De notre côté de la Méditerranée, aujourd’hui, les instituteurs n’ont pas l’ordre d’appliquer la méthode phonique ou syllabique, mais cette dernière est fortement conseillée, depuis Robien jusque Blanquer. Dans les faits, c’est une méthode semi-globale qui prédomine :
« C’est là que le sujet devient amusant parce qu’en France, ce que l’on appelle méthode globale ou méthode syllabique est particulièrement marginal. La très grande majorité des enseignants utilisent une méthode mixte ou alors un mélange entre ces différentes méthodes, de manière plus ou moins réfléchie. On peut dire qu’à défaut d’avoir une méthode clairement établie et dont l’efficacité est prouvée, les instituteurs bricolent. Ils utilisent leurs propres méthodes selon ce que leur dictent leurs expériences, leurs connaissances et leur bon sens. » (Epopia)
Mais, comme toujours, en apprentissage de lecture comme en marche en montagne, si on veut aller haut, il faut savoir souffrir. Et la méthode syllabique pure, enseignée chez les jésuites, sans concessions, donne le plus haut niveau de français, écrit et parlé. Avec la méthode globale pure, on fait de la rando sur du plat, sans beaucoup de « déniv »...

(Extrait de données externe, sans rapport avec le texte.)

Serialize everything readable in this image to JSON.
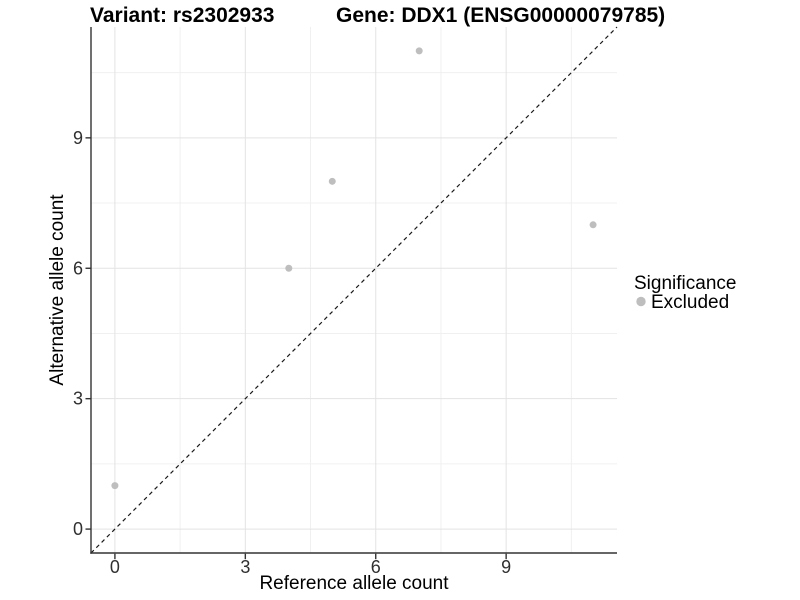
{
  "chart_data": {
    "type": "scatter",
    "title_left": "Variant: rs2302933",
    "title_right": "Gene: DDX1 (ENSG00000079785)",
    "xlabel": "Reference allele count",
    "ylabel": "Alternative allele count",
    "xlim": [
      -0.55,
      11.55
    ],
    "ylim": [
      -0.55,
      11.55
    ],
    "x_major_ticks": [
      0,
      3,
      6,
      9
    ],
    "y_major_ticks": [
      0,
      3,
      6,
      9
    ],
    "x_minor_ticks": [
      1.5,
      4.5,
      7.5,
      10.5
    ],
    "y_minor_ticks": [
      1.5,
      4.5,
      7.5,
      10.5
    ],
    "grid": "major+minor",
    "legend": {
      "title": "Significance",
      "position": "right",
      "items": [
        {
          "label": "Excluded",
          "color": "#BEBEBE"
        }
      ]
    },
    "series": [
      {
        "name": "Excluded",
        "color": "#BEBEBE",
        "points": [
          [
            0,
            1
          ],
          [
            4,
            6
          ],
          [
            5,
            8
          ],
          [
            7,
            11
          ],
          [
            11,
            7
          ]
        ]
      }
    ],
    "reference_line": {
      "kind": "identity y=x",
      "style": "dashed",
      "color": "#000000"
    },
    "colors": {
      "background": "#FFFFFF",
      "grid_major": "#E3E3E3",
      "grid_minor": "#F0F0F0",
      "axis": "#333333",
      "point": "#BEBEBE",
      "text": "#000000",
      "tick_text": "#303030"
    }
  }
}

Du temps du pouvoir absolu de la gauche à l’école, actuellement remis en question, de nombreux parents refaisaient en douce à la maison les cours de lecture à leurs enfants de CP, et ce jusqu’au CM2, avec la bonne vieille méthode Boscher. Ils palliaient les défaillances égalitaristes de l’Éducation nationale qui préférait l’abaissement général à l’effort collectif. Et ça continue.